Essa observação é inspirada pelo argumento de Veena Das e
Deborah Poole (2004:24) quando afirmam que o Estado desenvolve
técnicas de conhecimento e de poder para tornar as populações
situadas nas suas margens legíveis. Pois se a entidade chamada,
outrora e ainda hoje, de “povo” é percebida como festiva,
corajosa, religiosa, ela aparece também muitas vezes, no
discurso do Estado e dos dominantes, como incontrolável,
multiforme, ameaçadora – um sentimento reconstituído no título
Classes laboriosas e classes perigosas dado pelo historiador Louis
Chevalier ([1958]) a seu livro sobre a França do século XIX.
E nessa perspectiva que gostaria de examinar as
orientações políticas atuais onde o Estado adota as categorias
jurídicas e legais baseadas no pressuposto de identidades
obviamente diferenciadas, historicamente e culturamente
fundamentadas.

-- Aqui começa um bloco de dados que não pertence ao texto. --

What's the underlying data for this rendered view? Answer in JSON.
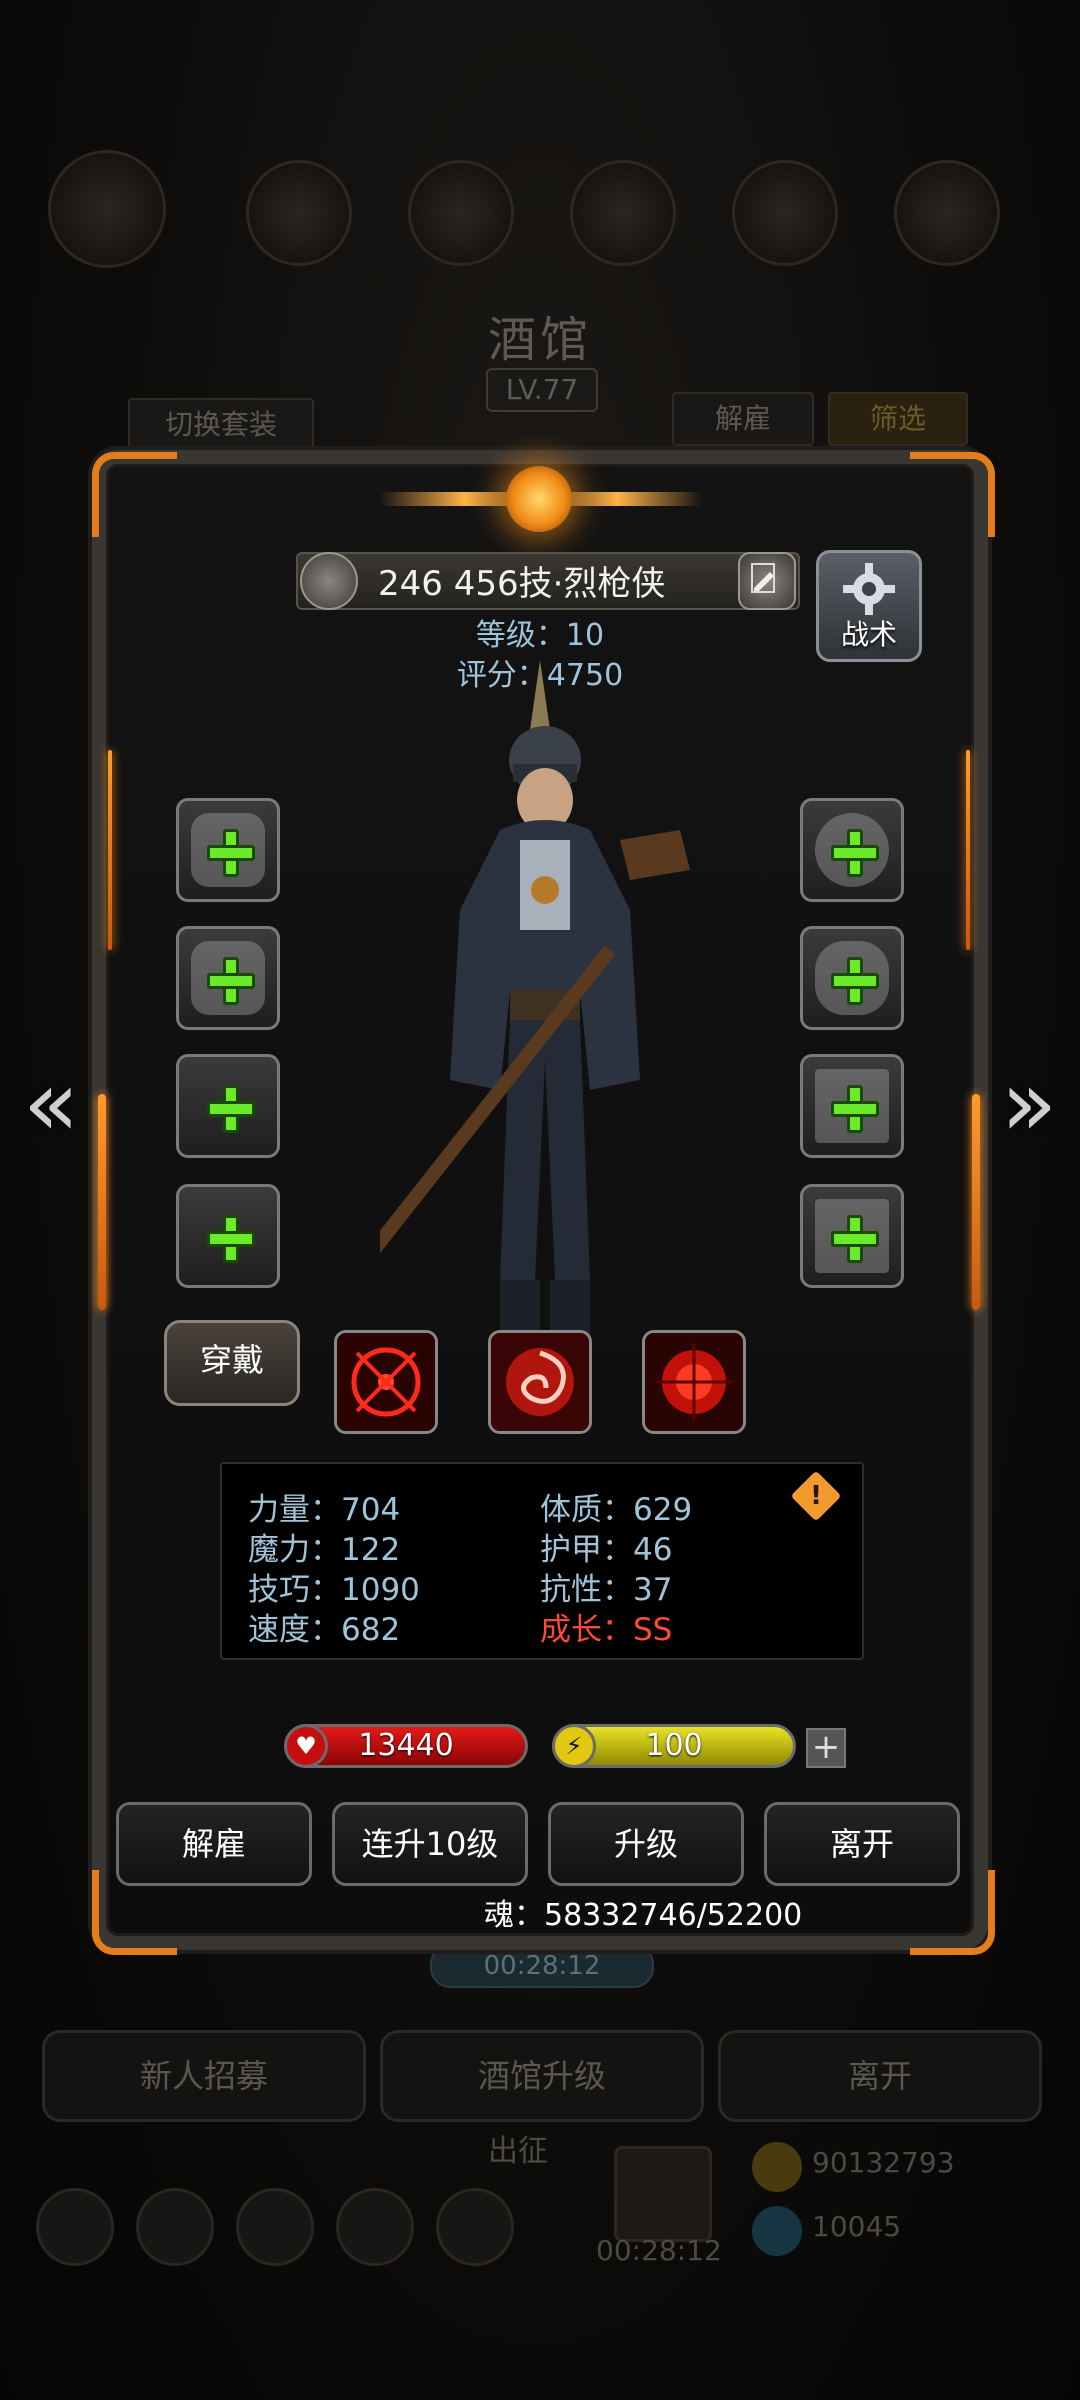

Parece-me, na verdade, que podemos e devemos
/indagar se essas políticas, enunciadas como tentativas de
reverter a desigualdade resultante da história do país, através
da atribuição de diversos direitos especiais, não remetem
também a tentativas renovadas de colocar ordem na desordem do
“povo”. Essa organização das margens passa pela busca de
correspondências entre os agenciamentos territoriais e
populacionais. Por um lado, procura-se homogeneizar, ou afirmar
a homogeneidade de uma população ocupando um dado território.
Por outro lado, busca-se desenhar e confortar limites claros
2
entre os “grupos-territórios” identificados: aqui a terra de
indígenas, aí de quilombolas, lá de povos tradicionais, etc.

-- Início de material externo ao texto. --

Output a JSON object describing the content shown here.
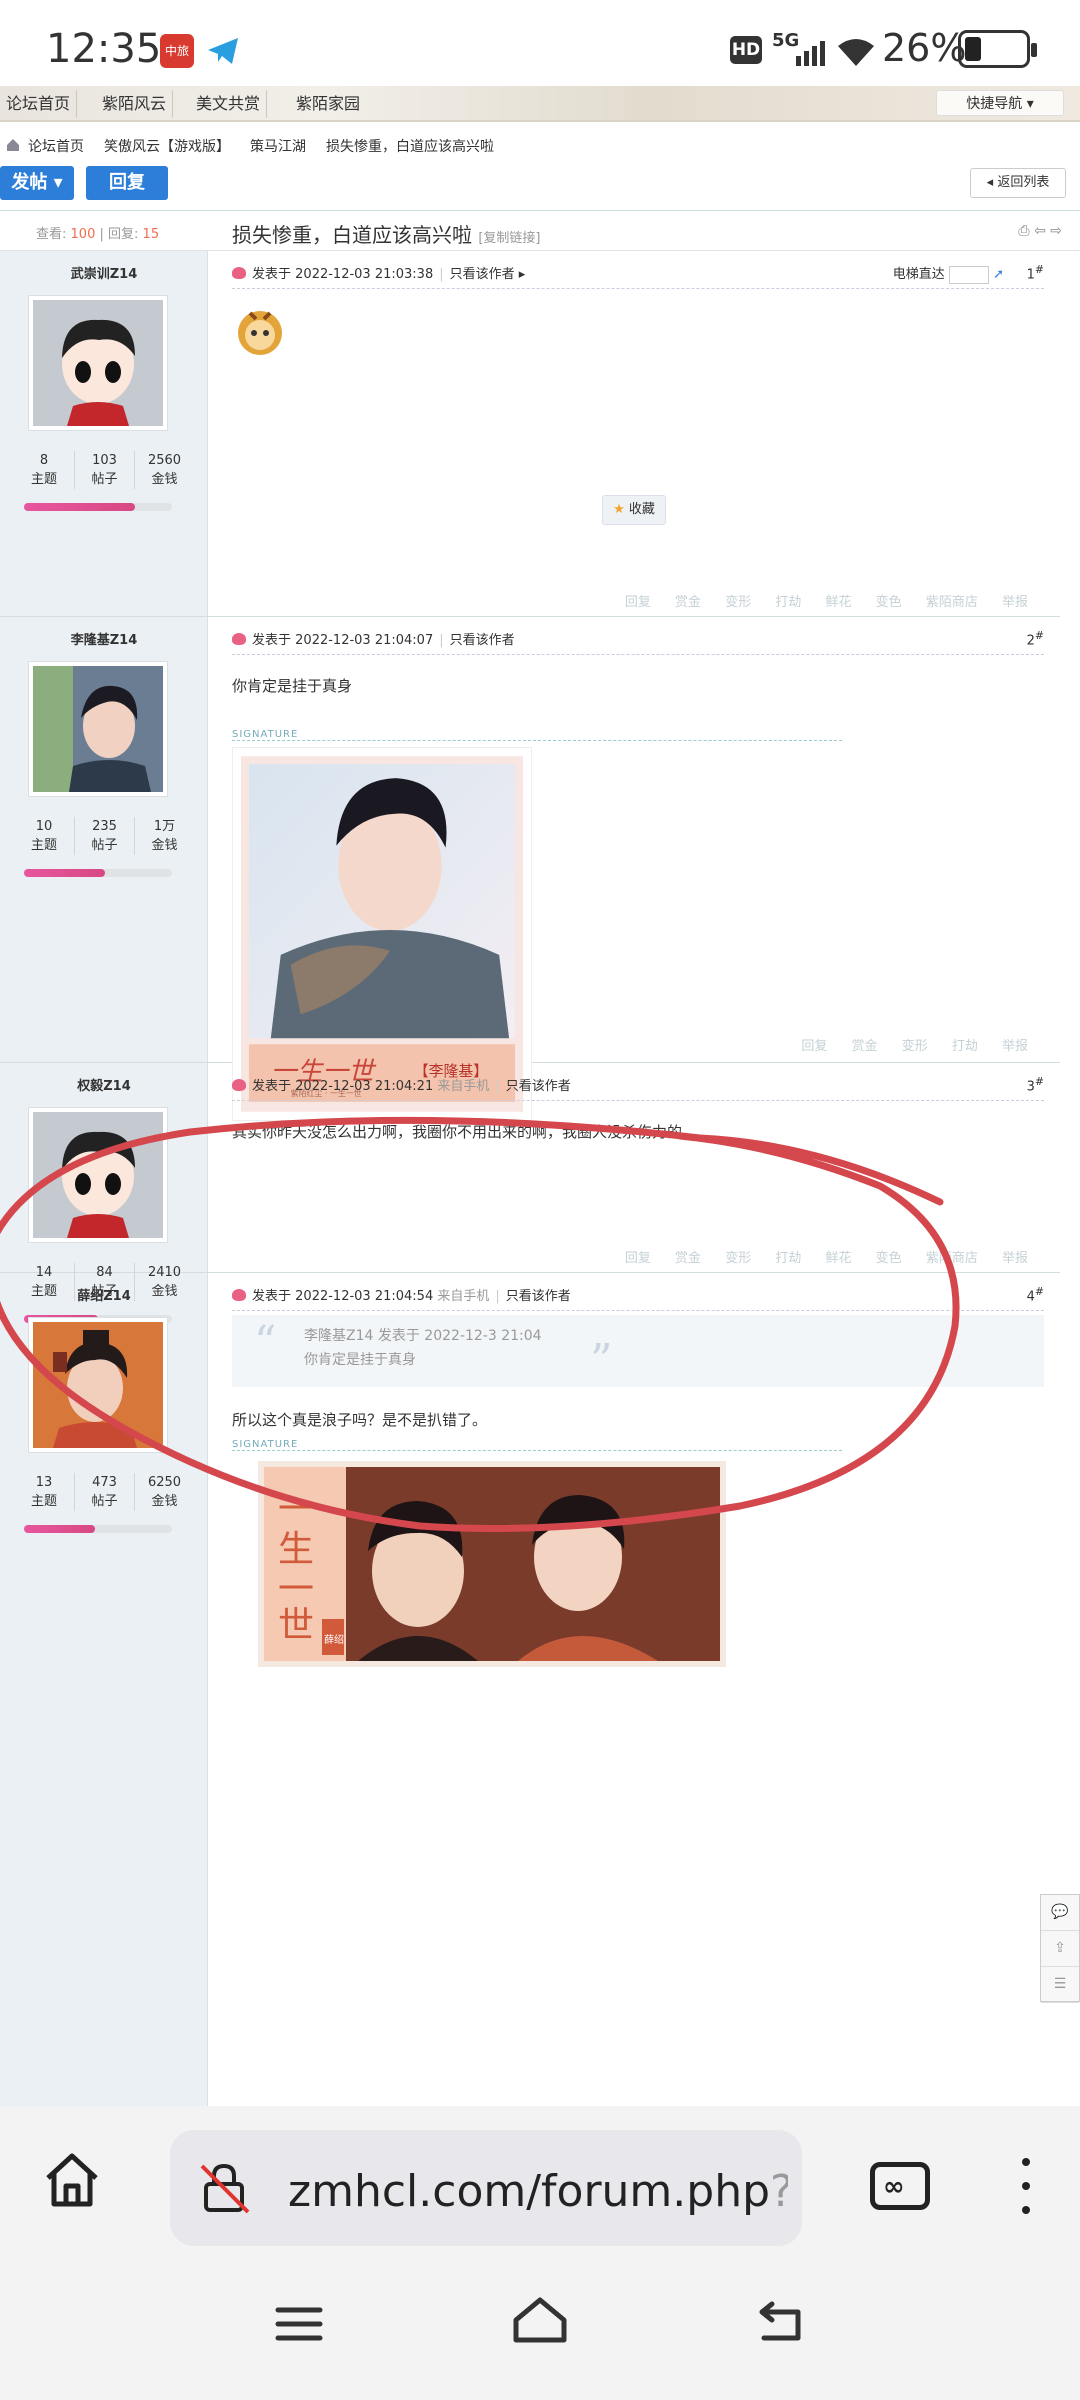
{
  "status": {
    "time": "12:35",
    "app1": "中旅",
    "hd": "HD",
    "signal": "5G",
    "battery": "26%"
  },
  "nav": {
    "items": [
      "论坛首页",
      "紫陌风云",
      "美文共赏",
      "紫陌家园"
    ],
    "quick": "快捷导航"
  },
  "breadcrumb": [
    "论坛首页",
    "笑傲风云【游戏版】",
    "策马江湖",
    "损失惨重，白道应该高兴啦"
  ],
  "toolbar": {
    "post": "发帖",
    "reply": "回复",
    "back": "返回列表"
  },
  "thread": {
    "views_label": "查看:",
    "views": "100",
    "replies_label": "回复:",
    "replies": "15",
    "title": "损失惨重，白道应该高兴啦",
    "copy_link": "[复制链接]"
  },
  "labels": {
    "posted": "发表于",
    "only_author": "只看该作者",
    "from_mobile": "来自手机",
    "elevator": "电梯直达",
    "favorite": "收藏",
    "signature": "SIGNATURE",
    "topics": "主题",
    "posts": "帖子",
    "money": "金钱"
  },
  "actions": [
    "回复",
    "赏金",
    "变形",
    "打劫",
    "鲜花",
    "变色",
    "紫陌商店",
    "举报"
  ],
  "actions_short": [
    "回复",
    "赏金",
    "变形",
    "打劫",
    "举报"
  ],
  "posts": [
    {
      "author": "武崇训Z14",
      "date": "2022-12-03 21:03:38",
      "floor": "1",
      "topics": "8",
      "posts": "103",
      "money": "2560",
      "level": 0.75
    },
    {
      "author": "李隆基Z14",
      "date": "2022-12-03 21:04:07",
      "floor": "2",
      "topics": "10",
      "posts": "235",
      "money": "1万",
      "level": 0.55,
      "content": "你肯定是挂于真身",
      "sig_name": "【李隆基】",
      "sig_sub": "紫陌红尘 · 一生一世"
    },
    {
      "author": "权毅Z14",
      "date": "2022-12-03 21:04:21",
      "floor": "3",
      "topics": "14",
      "posts": "84",
      "money": "2410",
      "level": 0.5,
      "content": "其实你昨天没怎么出力啊，我圈你不用出来的啊，我圈人没杀伤力的"
    },
    {
      "author": "薛绍Z14",
      "date": "2022-12-03 21:04:54",
      "floor": "4",
      "topics": "13",
      "posts": "473",
      "money": "6250",
      "level": 0.48,
      "quote_head": "李隆基Z14 发表于 2022-12-3 21:04",
      "quote_body": "你肯定是挂于真身",
      "content": "所以这个真是浪子吗？是不是扒错了。",
      "sig_name": "薛绍"
    }
  ],
  "browser": {
    "url": "zmhcl.com/forum.php",
    "url_rest": "?m"
  }
}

Este processo, que pode ser qualificado de territorialização
cultural, para retomar a expressão de Akhil Gupta e James
Ferguson (1997:4), ou ainda de mapeamento cultural, leva à
criação de um mosaico de espaços com qualidades diferentes.
Na primeira parte deste artigo, irei discutir as bases da
construção e aplicação das categorias legais, em particular o
papel atribuído à história e a cultura. Considerando a
inscrição espacial dessas diferenças a partir de exemplos
amazonenses, irei em seguida abordar as tensões surgidas entre
os grupos que assumem identidades distintas, mas ocupam
posições sociais análogas. Terminarei retornando ao denominador
comum entre esses grupos e seus vizinhos sem identidade
jurídica, à saber sua fragilidade social e sua situação de
dependência.
1 – A diferença em busca de igualdade como base da ação do Estado
Com a Constituição de 1988, os direitos fundamentais de
vários grupos minoritários são reconhecidos e/ou reafirmados.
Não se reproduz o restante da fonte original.